A CDU obteve 5,44 por cento dos votos e elegeu dois deputados
Terceira força política na Madeira
CDU consolida resultado eleitoral
A CDU tornou-se, este domingo, com 5,44 por cento dos votos, o terceiro Partido mais votado na Madeira. Para o PCP, a eleição de dois deputados constitui um «importante» e «significativo» resultado eleitoral.
Nestas eleições, a CDU registou um crescimento do seu número de votos, obtém a sua maior votação de sempre (7659) e afirma-se, ultrapassando o CDS-PP, como a terceira força política eleitoral na Região da Madeira.
«Num quadro de um avassalador avanço eleitoral do PSD, a CDU é a única força política que se revela capaz de lhe resistir e de crescer, consolidando a sua influência e votação, facto tão mais importante quanto essa consolidação corresponde a um expressivo e continuado processo de crescimento que, ao longo dos últimos actos eleitorais, se traduziu na passagem de quinta a terceira força política e na duplicação da sua massa eleitoral», afirma, em nota de imprensa, a Comissão Política do PCP.
Entretanto, a eleição de dois deputados pela CDU – num quadro em que se verifica uma redução em 21 do número de deputados na Assembleia Legislativa Regional – constitui um importante e positivo resultado eleitoral.

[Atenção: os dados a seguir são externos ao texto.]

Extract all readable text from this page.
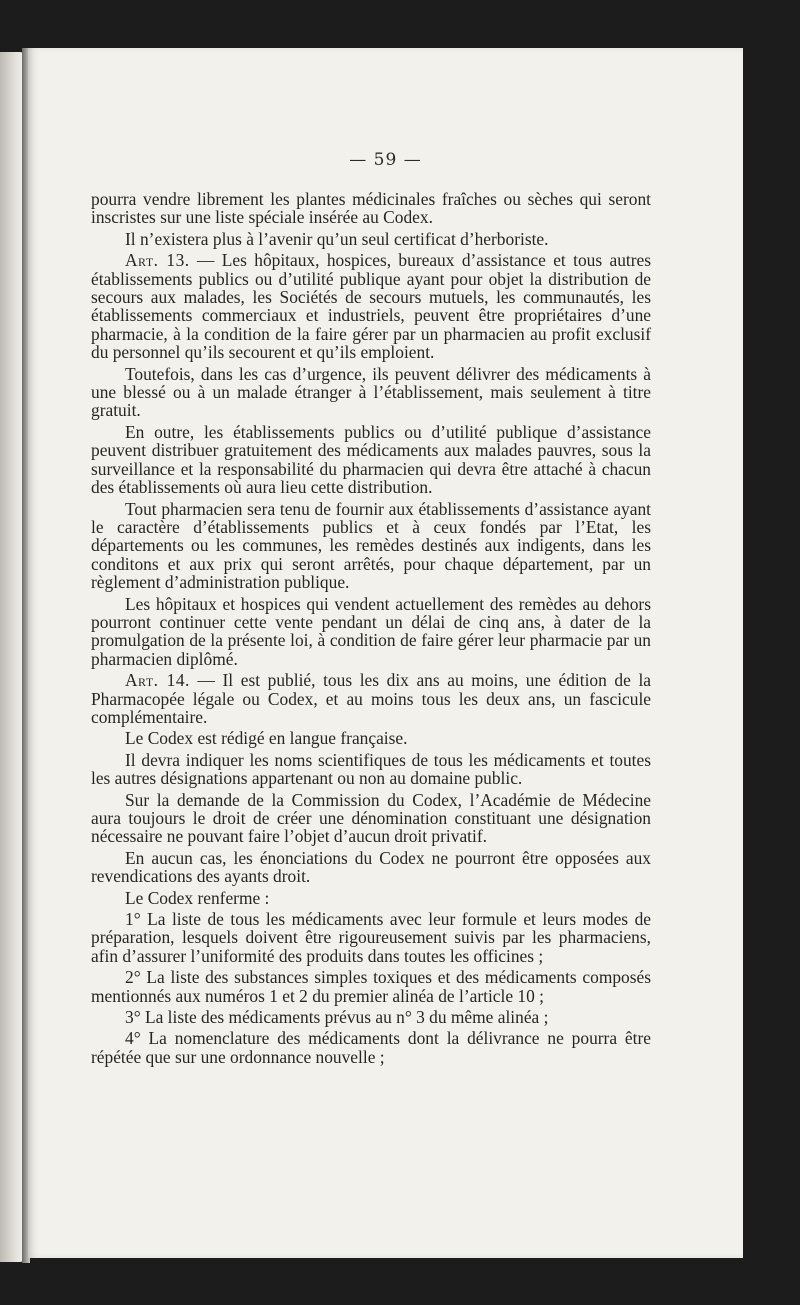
— 59 —

pourra vendre librement les plantes médicinales fraîches ou sèches qui seront inscristes sur une liste spéciale insérée au Codex.

Il n’existera plus à l’avenir qu’un seul certificat d’herboriste.

Art. 13. — Les hôpitaux, hospices, bureaux d’assistance et tous autres établissements publics ou d’utilité publique ayant pour objet la distribution de secours aux malades, les Sociétés de secours mutuels, les communautés, les établissements commerciaux et industriels, peuvent être propriétaires d’une pharmacie, à la condition de la faire gérer par un pharmacien au profit exclusif du personnel qu’ils secourent et qu’ils emploient.

Toutefois, dans les cas d’urgence, ils peuvent délivrer des médicaments à une blessé ou à un malade étranger à l’établissement, mais seulement à titre gratuit.

En outre, les établissements publics ou d’utilité publique d’assistance peuvent distribuer gratuitement des médicaments aux malades pauvres, sous la surveillance et la responsabilité du pharmacien qui devra être attaché à chacun des établissements où aura lieu cette distribution.

Tout pharmacien sera tenu de fournir aux établissements d’assistance ayant le caractère d’établissements publics et à ceux fondés par l’Etat, les départements ou les communes, les remèdes destinés aux indigents, dans les conditons et aux prix qui seront arrêtés, pour chaque département, par un règlement d’administration publique.

Les hôpitaux et hospices qui vendent actuellement des remèdes au dehors pourront continuer cette vente pendant un délai de cinq ans, à dater de la promulgation de la présente loi, à condition de faire gérer leur pharmacie par un pharmacien diplômé.

Art. 14. — Il est publié, tous les dix ans au moins, une édition de la Pharmacopée légale ou Codex, et au moins tous les deux ans, un fascicule complémentaire.

Le Codex est rédigé en langue française.

Il devra indiquer les noms scientifiques de tous les médicaments et toutes les autres désignations appartenant ou non au domaine public.

Sur la demande de la Commission du Codex, l’Académie de Médecine aura toujours le droit de créer une dénomination constituant une désignation nécessaire ne pouvant faire l’objet d’aucun droit privatif.

En aucun cas, les énonciations du Codex ne pourront être opposées aux revendications des ayants droit.

Le Codex renferme :

1° La liste de tous les médicaments avec leur formule et leurs modes de préparation, lesquels doivent être rigoureusement suivis par les pharmaciens, afin d’assurer l’uniformité des produits dans toutes les officines ;

2° La liste des substances simples toxiques et des médicaments composés mentionnés aux numéros 1 et 2 du premier alinéa de l’article 10 ;

3° La liste des médicaments prévus au n° 3 du même alinéa ;

4° La nomenclature des médicaments dont la délivrance ne pourra être répétée que sur une ordonnance nouvelle ;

«Mesmo não se tendo concretizado a expectativa quanto à eleição de um terceiro deputado - expectativa que a corrente de apoio à campanha da CDU justificava -, o valioso resultado obtido é, em si, uma expressão inequívoca de um maior apoio e de uma maior confiança que um número crescente de madeirenses deposita na intervenção do PCP e da CDU», asseguram os comunistas, sublinhando que «o expressivo resultado eleitoral do PSD - que constitui um factor negativo quanto ao futuro da região e da sua evolução do ponto de vista económico e social - é inseparável das atitudes e decisões do Governo do PS e do seu primeiro-ministro José Sócrates que favoreceram não apenas a manobra de antecipação das eleições como as condições de sucesso do PSD e de Alberto João Jardim».

Importante vitória

A Comissão Política do PCP adianta ainda que a imposição, pelo Governo, de uma lei de finanças regionais, não só contribuiu para iludir as pesadas responsabilidades do PSD pelo agravamento da situação sócio-económica da região como lhe concedeu uma larga margem para uma vitimização que soube explorar.
«A votação obtida pelo PSD traduz, mais do que uma genuína avaliação de mérito ou um testemunho de confiança do eleitorado da região nas suas políticas, uma significativa condenação dos posicionamentos e políticas do PS e a sua descredibilização enquanto alternativa credível, quer política quer eleitoral», lê-se no documento.
Relativamente à quebra eleitoral do PS (mais de 16 mil votos, 12 pontos percentuais e cerca de 45 por cento da sua massa eleitoral), os comunistas acentuaram que esta deve ser encarada «como uma expressiva condenação das políticas de direita e da ofensiva contra os direitos e conquistas sociais prosseguidas pelo Governo».
«Num quadro de perdas generalizadas de todos os partidos com representação parlamentar, apenas desmentida pela CDU, as eleições ficam marcadas pela significativa redução do CDS/PP (menos 2100 votos e 2,7 pontos percentuais), por uma nova quebra do BE (menos 700 votos) e pela eleição de dois deputados a partir de duas candidaturas suportadas na cedência da sigla do MPT e PND para viabilização de projectos políticos pessoais», sublinha o PCP, que saudou «as centenas de militantes e activistas do PCP e da CDU que intervieram nesta importante batalha política por uma Madeira melhor, mais solidária e mais justa».
«Os resultados agora conquistados pela CDU constituem uma importante vitória da determinação, combatividade e confiança na possibilidade de construir um futuro com mais justiça social, mais democracia e mais direitos. E uma razão acrescida para a afirmação e identificação do PCP e da CDU como a força necessária para uma política diferente, e para a construção de uma verdadeira alternativa de esquerda às políticas que PS e PSD têm protagonizado», termina a Comissão Política.